Flash floods hit some parts of the UK as a month’s worth of rain fell in 12 hours.
Footage captured by Damon Webb shows one twister spiralling above the ground on the Isle of Sheppey in Kent.
And in south east Cornwall, a funnel cloud was captured over houses in Saltash. Last week a similar cloud was filmed over Fowey.
Weather experts declared the phenomenon was a funnel clouds, stressing it only becomes a tornado if it touches the ground.
Britain sees around 30 to 35 tornadoes each year, though they rarely cause significant damage.
The funnels were seen as the British summer took a depressing turn.
In parts of eastern England, more than a month’s worth of rain fell in just 12 hours.
Torrential downpours caused flash floods in parts of Yorkshire and Lincolnshire and heavy rain also affected the World Athletics Championships at the London Stadium on Wednesday evening.
Met Office figures showed 58mm of rainfall was recorded at Painshill Reservoir in Surrey in just 12 hours during Wednesday – more than the county’s August average monthly rainfall of 56.8mm.
Some of the worst flooding was reported near the port city of Hull in East Yorkshire. An area in Withernsea was submerged under three feet of standing water.
A spokesman for Humberside Fire and Rescue Service said: “From 7pm we received calls relating to flooding in Withernsea.
“The water is three feet deep in some streets and this is where there is a real risk of homes flooding and we are keeping a close eye on them.
“There are also reports of cellars flooding in some pubs in the town.”
Numerous incidents were also reported across the Grimsby and Immingham areas.
There were also flood-related incidents further south.
Essex County Fire and Rescue Service received calls to incidents of localised flooding, while standing water in south-east London, caused disruption to trains between Dartford and the capital.

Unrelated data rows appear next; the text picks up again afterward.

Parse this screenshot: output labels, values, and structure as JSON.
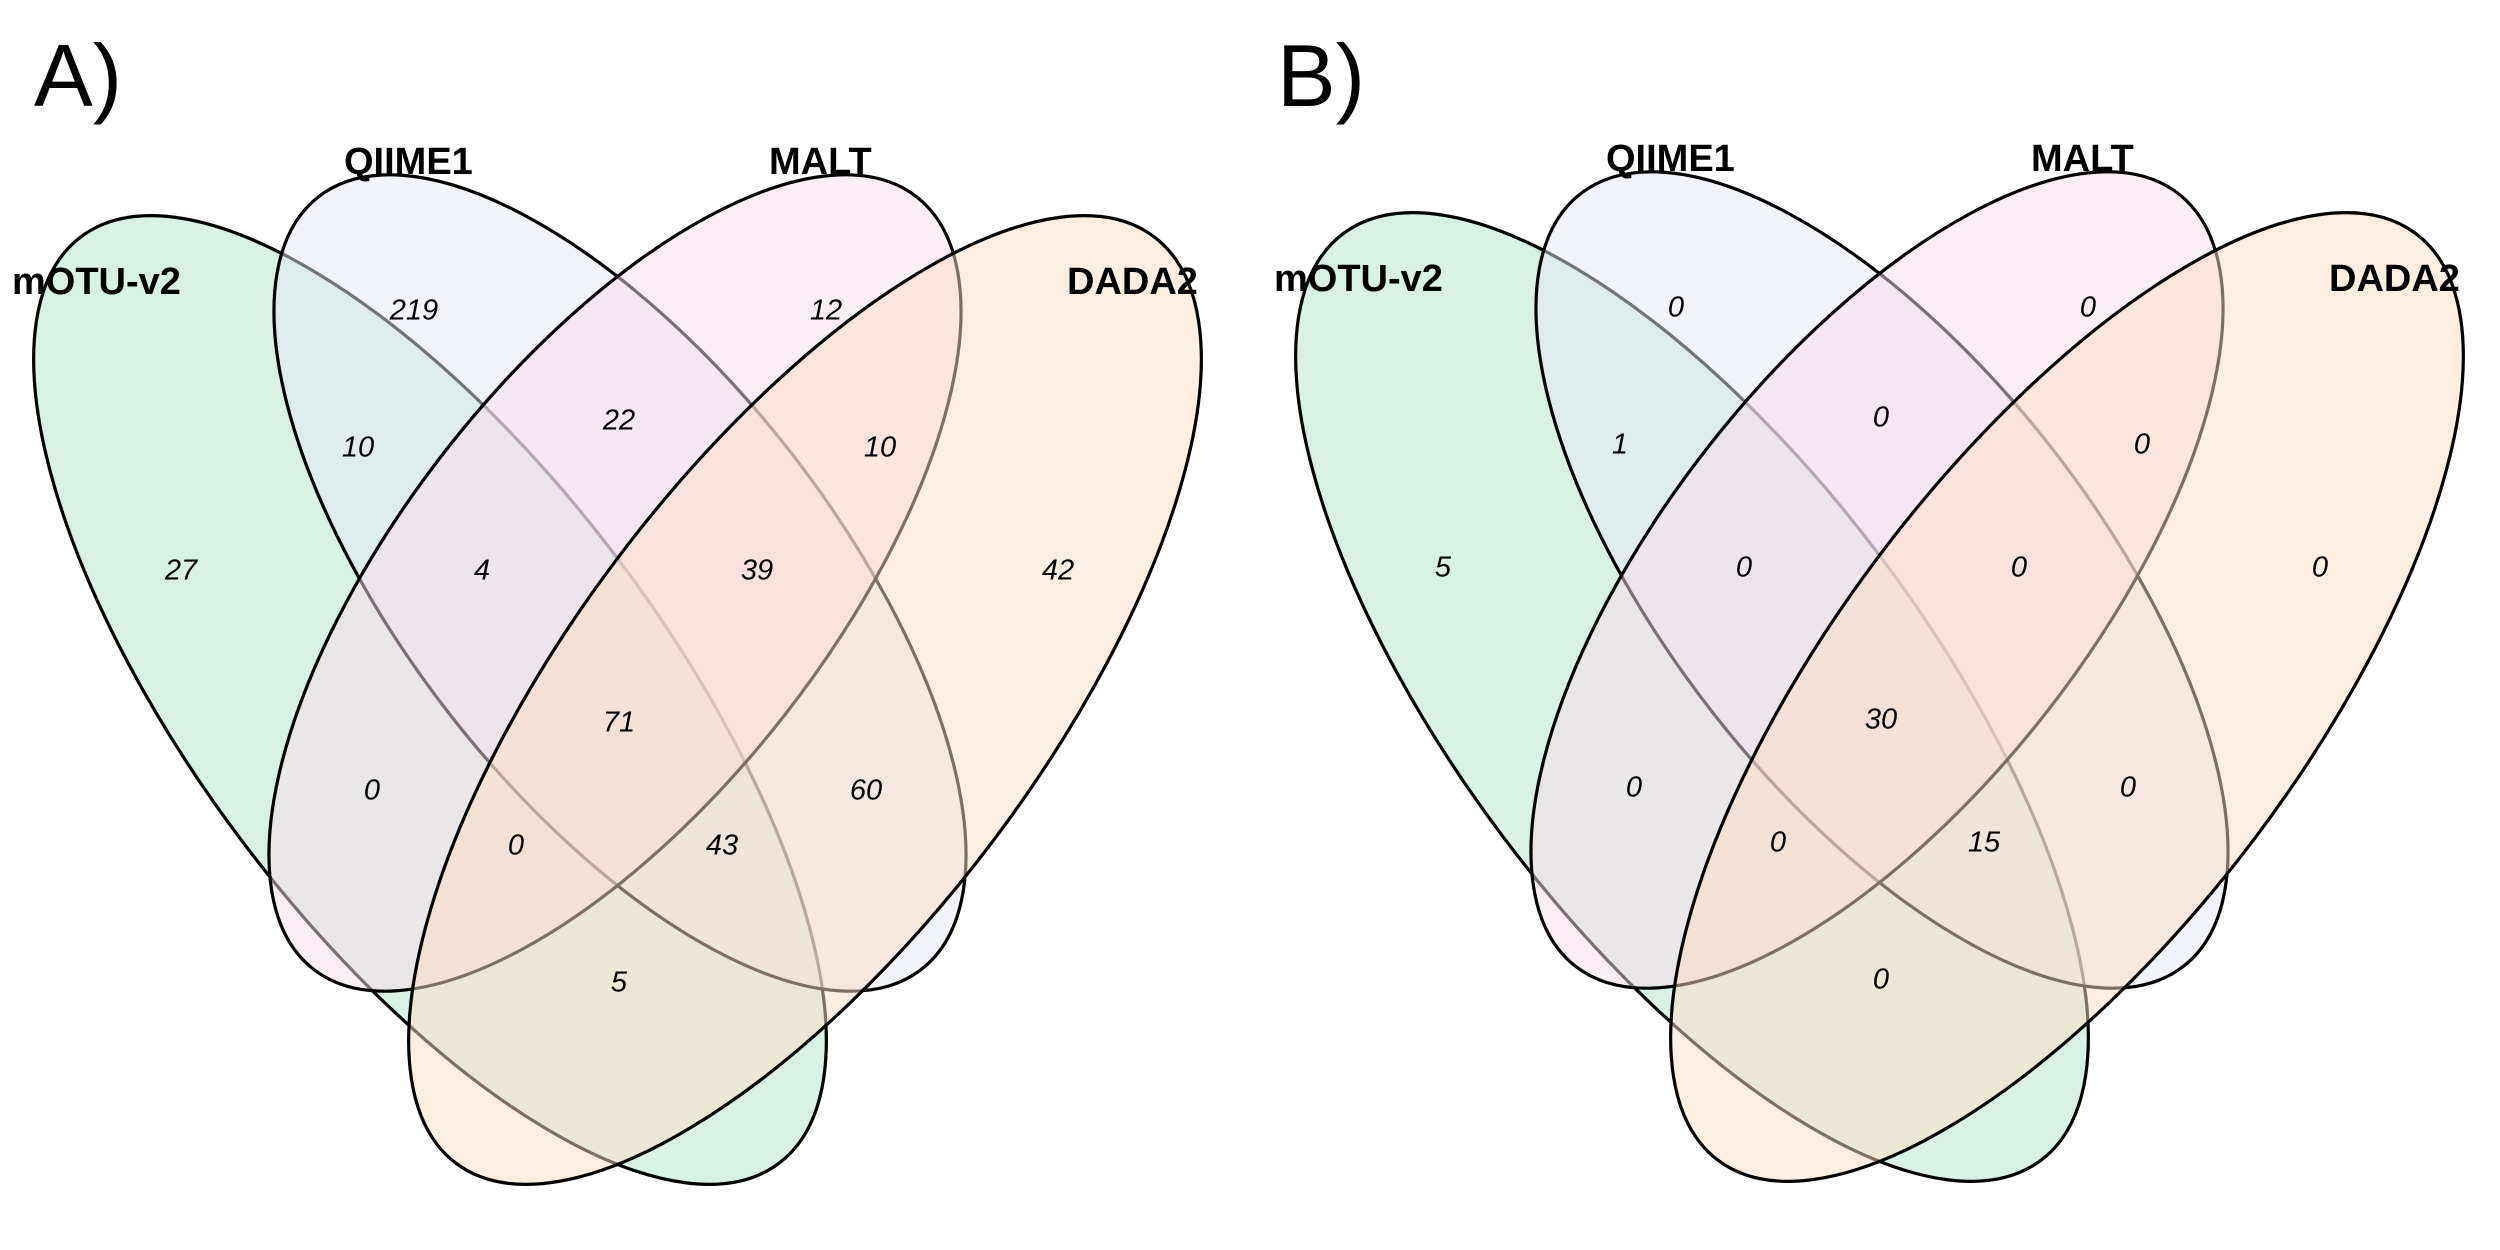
{
  "panels": [
    {
      "label": "A)",
      "sets": [
        "mOTU-v2",
        "QIIME1",
        "MALT",
        "DADA2"
      ],
      "colors": [
        "#d2eee1",
        "#e3e7f3",
        "#f7dbea",
        "#fbdec6"
      ],
      "counts": {
        "mOTU-v2_only": "27",
        "QIIME1_only": "219",
        "MALT_only": "12",
        "DADA2_only": "42",
        "mOTU-v2_QIIME1": "10",
        "QIIME1_MALT": "22",
        "MALT_DADA2": "10",
        "mOTU-v2_MALT": "0",
        "QIIME1_DADA2": "60",
        "mOTU-v2_DADA2": "5",
        "mOTU-v2_QIIME1_MALT": "4",
        "QIIME1_MALT_DADA2": "39",
        "mOTU-v2_MALT_DADA2": "0",
        "mOTU-v2_QIIME1_DADA2": "43",
        "all": "71"
      }
    },
    {
      "label": "B)",
      "sets": [
        "mOTU-v2",
        "QIIME1",
        "MALT",
        "DADA2"
      ],
      "colors": [
        "#d2eee1",
        "#e3e7f3",
        "#f7dbea",
        "#fbdec6"
      ],
      "counts": {
        "mOTU-v2_only": "5",
        "QIIME1_only": "0",
        "MALT_only": "0",
        "DADA2_only": "0",
        "mOTU-v2_QIIME1": "1",
        "QIIME1_MALT": "0",
        "MALT_DADA2": "0",
        "mOTU-v2_MALT": "0",
        "QIIME1_DADA2": "0",
        "mOTU-v2_DADA2": "0",
        "mOTU-v2_QIIME1_MALT": "0",
        "QIIME1_MALT_DADA2": "0",
        "mOTU-v2_MALT_DADA2": "0",
        "mOTU-v2_QIIME1_DADA2": "15",
        "all": "30"
      }
    }
  ]
}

Competitors at the World Athletics’ Championship at the London Stadium had to battle a deluge of torrential rain with the track and long-jump run-ups under streams of water and thousands of spectators soaked by the persistent rain.
The worst of the wet weather is now over, although some rain was still falling in London early during Thursday’s rush-hour.
But it should clear up for most of the UK during Thursday.
Much of the country, apart from north-west and far east, should enjoy a fine, clear day with plenty of sunshine.
It will feel quite warm in the sunshine with top temperatures around London expected to reach 23C.
But this will be short-lived with more widespread rain arriving on Friday, although it is not expected to be as heavy as Wednesday’s downpours.
The weekend should also be pleasant with fine weather predicted for Saturday and Sunday and just the occasional shower.